IMMUNOBIOLOGY
T-cell immunotherapy of human cancers is in most cases dependent on circumventing the tolerance of T cells to tumor-associated antigens. One approach to circumvent T-cell tolerance would be formed by HLA-mismatched bone marrow transplantation (BMT) coupled to donor lymphocyte infusion. Unfortunately, this approach is complicated by the fact that many of the infused cytotoxic T lymphocytes (CTLs) will recognize healthy tissues, causing severe graft-versus-host disease.1 In this issue, Savage and colleagues (page 4613) describe an elegant and straightforward strategy to selectively generate tumor-specific CTLs from HLA-mismatched donors. Infusion of such cells holds promise for the induction of a tumor-selective T-cell attack upon HLA-mismatched BMT.

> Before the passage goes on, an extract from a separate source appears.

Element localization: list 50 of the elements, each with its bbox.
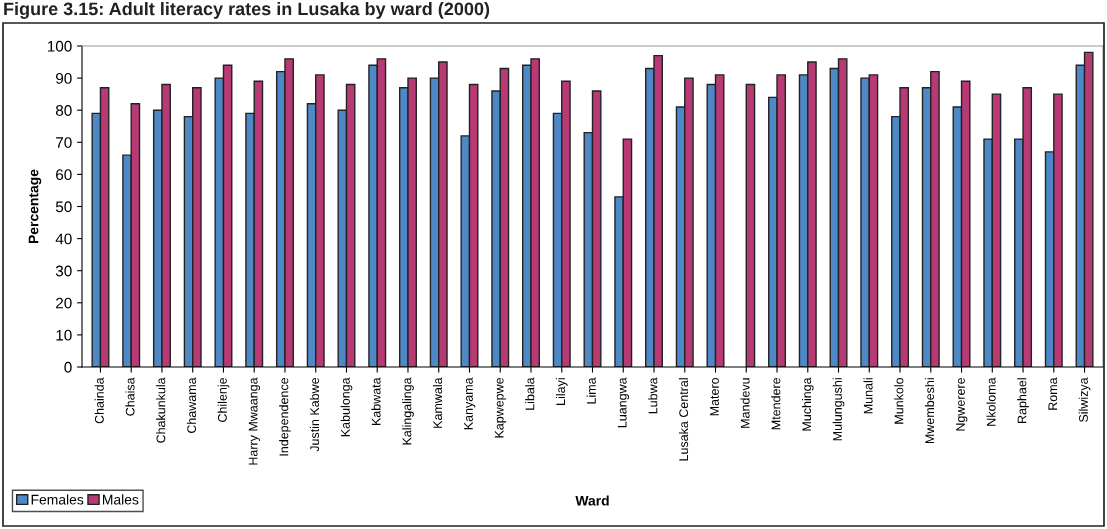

Many of the tumor antigens that can form targets for CTL attack are self-antigens, and the leukemia-associated Wilms tumor antigen (WT1) and melanoma-associated Melan-A antigens that are used by the authors are no exception.2 If CTLs specific for these antigens can be found in patients, their affinity, and hence their activity, is often low because the high-affinity self-specific T cells have been deleted in the thymus or rendered inactive. The T cells of an HLA-mismatched individual could be a solution to this problem, as they have not been exposed to the donor's HLA and are thus not affected. However, if this heterogeneous population of T cells is transferred into the donor, the allogeneic T cells will recognize a broad range of allo-HLA/peptide combinations, leading to a general anti-allo response.FIG1
The crucial element of the technique developed by Savage and colleagues is to selectively expose T cells of the donor to the allogeneic HLA complex that contains the tumor antigen, by conjugating these HLA-peptide complexes to donor-derived B cells. In vitro stimulation of the donor T cells with the “HLA-transplanted” B cells results in an allo-HLA-restricted response that is focused on a single tumor antigen. The resulting CTLs appear to be of high affinity, consistent with the notion that they were derived from an individual in whom tolerance was not an issue. More importantly, the CTLs also seem to be selective for this HLA-peptide complex and appear to ignore the large repertoire of other HLA-peptide combinations. This is all the more remarkable in view of the fact that the approach used to generate these cells does not actively select against cross-reactivity with other allo-HLA/peptide combinations. Hence, a more extensive analysis of this issue before clinical application seems prudent.
As the authors state, these lymphocytes can be given following HLA-mismatched transplantation in leukemia patients to reduce chances of relapse. In addition, a combination of an HLA-mismatched BMT plus alloreactive tumor-specific CTLs might be worth pursuing for tumors like melanoma, for which conventional BMT has not proven to be beneficial. Alternatively, this technology may be used to generate a collection of high-affinity tumor-specific T-cell receptors (TCRs). In the future, such TCRs may conceivably be used to endow autologous T cells with a new tumor specificity.3 Regardless of how these cells are used, the bottom line of these studies appears to be that the successful generation of tumor-specific CTLs can start with transplanting HLA molecules.